Bitcoin verzeichnet den schlechtesten Jahresbeginn seit 2018, stabilisiert sich aber nahe 70.000 Dollar. Cathie Wood hält trotz der Verluste an ihrer langfristigen Prognose fest.

Bitcoin Aktie
Kurz & knapp:
  • Historisch schwache Performance zu Jahresbeginn
  • Stabilisierung nach Abrutschen auf 60.000 Dollar
  • Cathie Wood bleibt trotz Korrektur optimistisch
  • Technische Unterstützungszone konnte gehalten werden

Die größte Kryptowährung der Welt erlebt einen historisch schwachen Start ins Jahr 2026. Nach den Höchstständen aus dem Herbst 2025 befindet sich Bitcoin seit Mitte Januar in einer ausgeprägten Korrekturphase. Zwischenzeitlich rutschte der Kurs auf 60.000 Dollar ab – ein Rücksetzer, der selbst erfahrene Anleger nervös machte. Erst seit dem 6. Februar stabilisiert sich die Notierung wieder nahe der 70.000-Dollar-Marke.

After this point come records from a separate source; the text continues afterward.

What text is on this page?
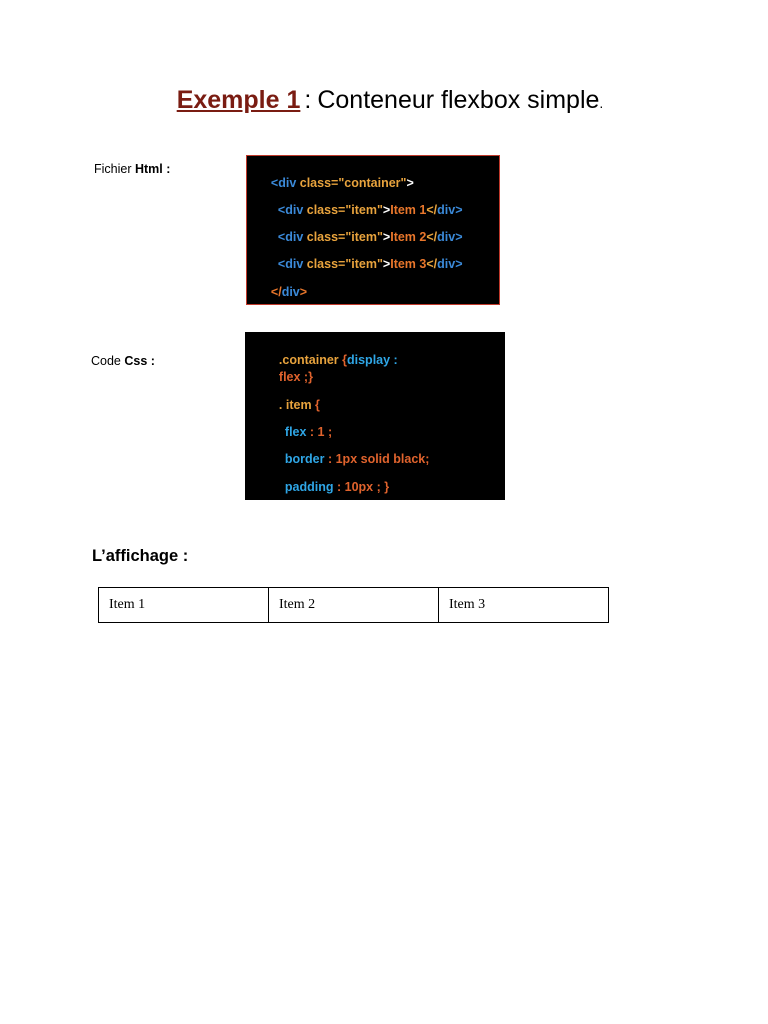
Exemple 1 : Conteneur flexbox simple.
Fichier Html :

<div class="container">

<div class="item">Item 1</div>

<div class="item">Item 2</div>

<div class="item">Item 3</div>

</div>

Code Css :	.container {display :

flex ;}

. item {

flex : 1 ;

border : 1px solid black;

padding : 10px ; }

L’affichage :
Item 1	Item 2	Item 3
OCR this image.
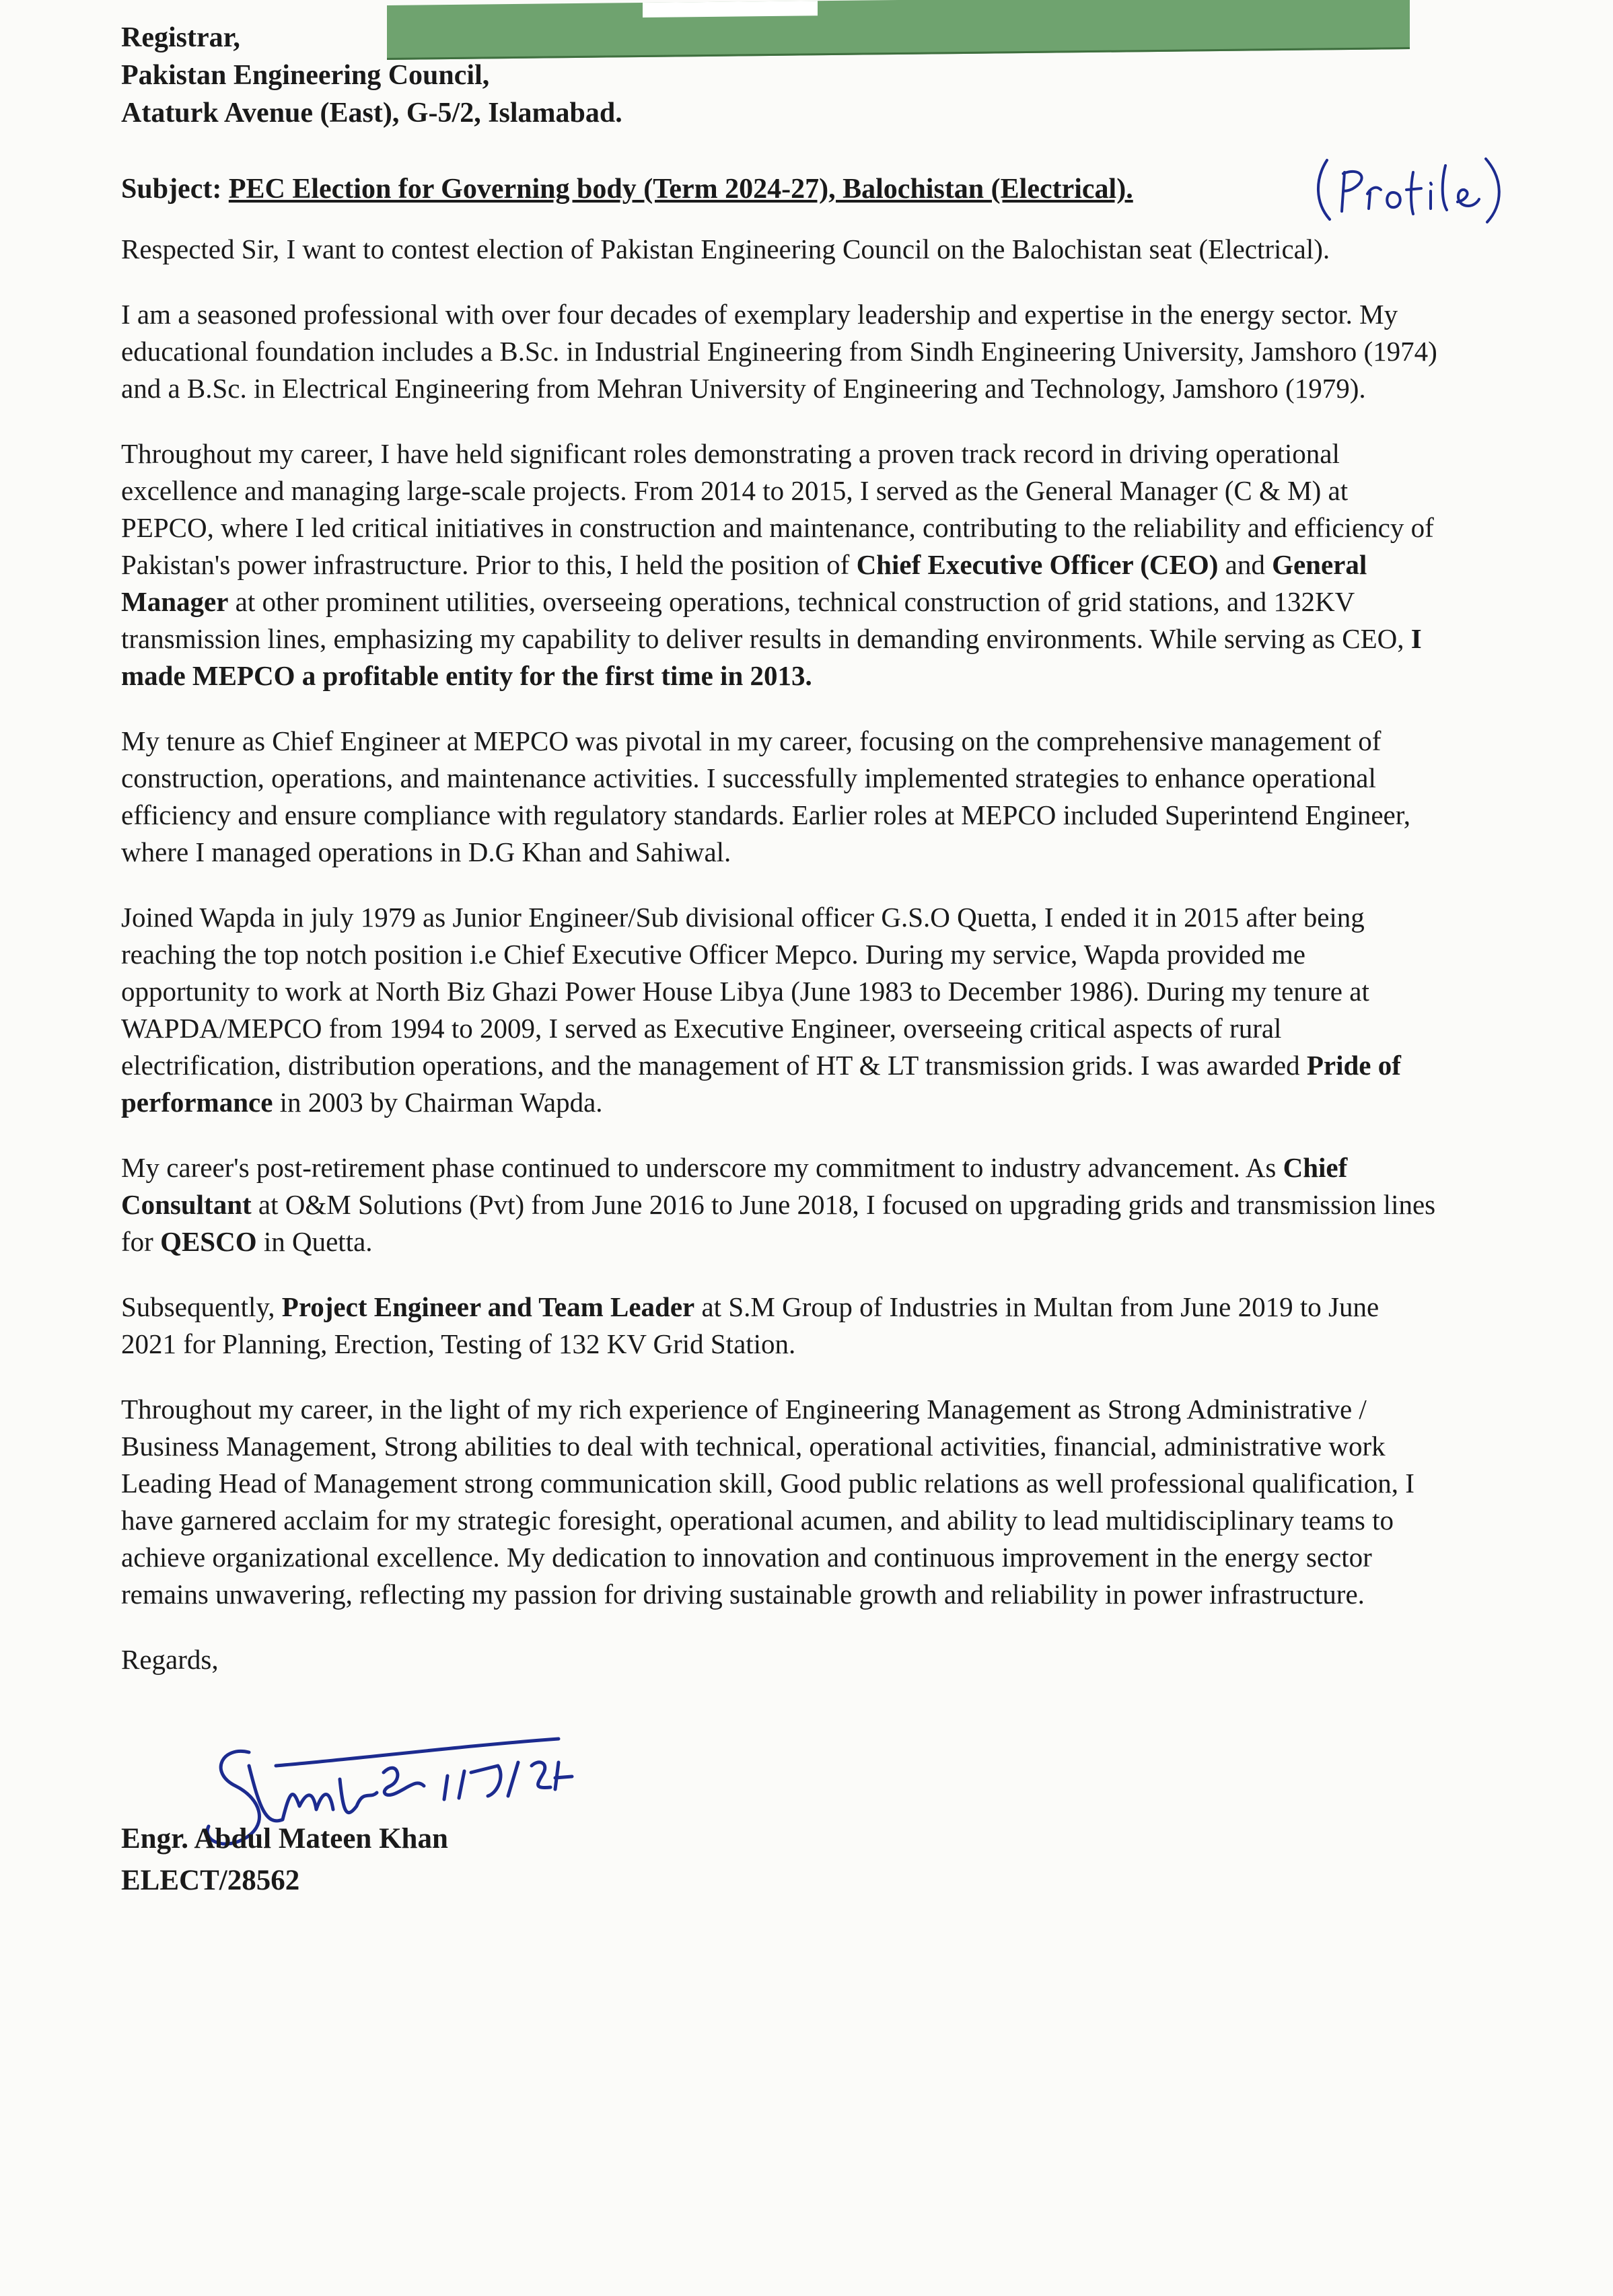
Registrar,

Pakistan Engineering Council,

Ataturk Avenue (East), G-5/2, Islamabad.

Subject: PEC Election for Governing body (Term 2024-27), Balochistan (Electrical).

Respected Sir, I want to contest election of Pakistan Engineering Council on the Balochistan seat (Electrical).

I am a seasoned professional with over four decades of exemplary leadership and expertise in the energy sector. My educational foundation includes a B.Sc. in Industrial Engineering from Sindh Engineering University, Jamshoro (1974) and a B.Sc. in Electrical Engineering from Mehran University of Engineering and Technology, Jamshoro (1979).

Throughout my career, I have held significant roles demonstrating a proven track record in driving operational excellence and managing large-scale projects. From 2014 to 2015, I served as the General Manager (C & M) at PEPCO, where I led critical initiatives in construction and maintenance, contributing to the reliability and efficiency of Pakistan's power infrastructure. Prior to this, I held the position of Chief Executive Officer (CEO) and General Manager at other prominent utilities, overseeing operations, technical construction of grid stations, and 132KV transmission lines, emphasizing my capability to deliver results in demanding environments. While serving as CEO, I made MEPCO a profitable entity for the first time in 2013.

My tenure as Chief Engineer at MEPCO was pivotal in my career, focusing on the comprehensive management of construction, operations, and maintenance activities. I successfully implemented strategies to enhance operational efficiency and ensure compliance with regulatory standards. Earlier roles at MEPCO included Superintend Engineer, where I managed operations in D.G Khan and Sahiwal.

Joined Wapda in july 1979 as Junior Engineer/Sub divisional officer G.S.O Quetta, I ended it in 2015 after being reaching the top notch position i.e Chief Executive Officer Mepco. During my service, Wapda provided me opportunity to work at North Biz Ghazi Power House Libya (June 1983 to December 1986). During my tenure at WAPDA/MEPCO from 1994 to 2009, I served as Executive Engineer, overseeing critical aspects of rural electrification, distribution operations, and the management of HT & LT transmission grids. I was awarded Pride of performance in 2003 by Chairman Wapda.

My career's post-retirement phase continued to underscore my commitment to industry advancement. As Chief Consultant at O&M Solutions (Pvt) from June 2016 to June 2018, I focused on upgrading grids and transmission lines for QESCO in Quetta.

Subsequently, Project Engineer and Team Leader at S.M Group of Industries in Multan from June 2019 to June 2021 for Planning, Erection, Testing of 132 KV Grid Station.

Throughout my career, in the light of my rich experience of Engineering Management as Strong Administrative / Business Management, Strong abilities to deal with technical, operational activities, financial, administrative work Leading Head of Management strong communication skill, Good public relations as well professional qualification, I have garnered acclaim for my strategic foresight, operational acumen, and ability to lead multidisciplinary teams to achieve organizational excellence. My dedication to innovation and continuous improvement in the energy sector remains unwavering, reflecting my passion for driving sustainable growth and reliability in power infrastructure.

Regards,

Engr. Abdul Mateen Khan
ELECT/28562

Der Verlust seit Jahresbeginn markiert damit die schwächste Performance zu Jahresbeginn seit 2018, als Bitcoin nach dem Hype-Winter ebenfalls massiv unter Druck geraten war. Historisch sind solche Korrekturen im Krypto-Markt allerdings keine Seltenheit: In früheren Zyklen nach den Höchstständen von 2017 und 2021 verlor Bitcoin teils deutlich über 50 Prozent, bevor neue Aufwärtsbewegungen einsetzten.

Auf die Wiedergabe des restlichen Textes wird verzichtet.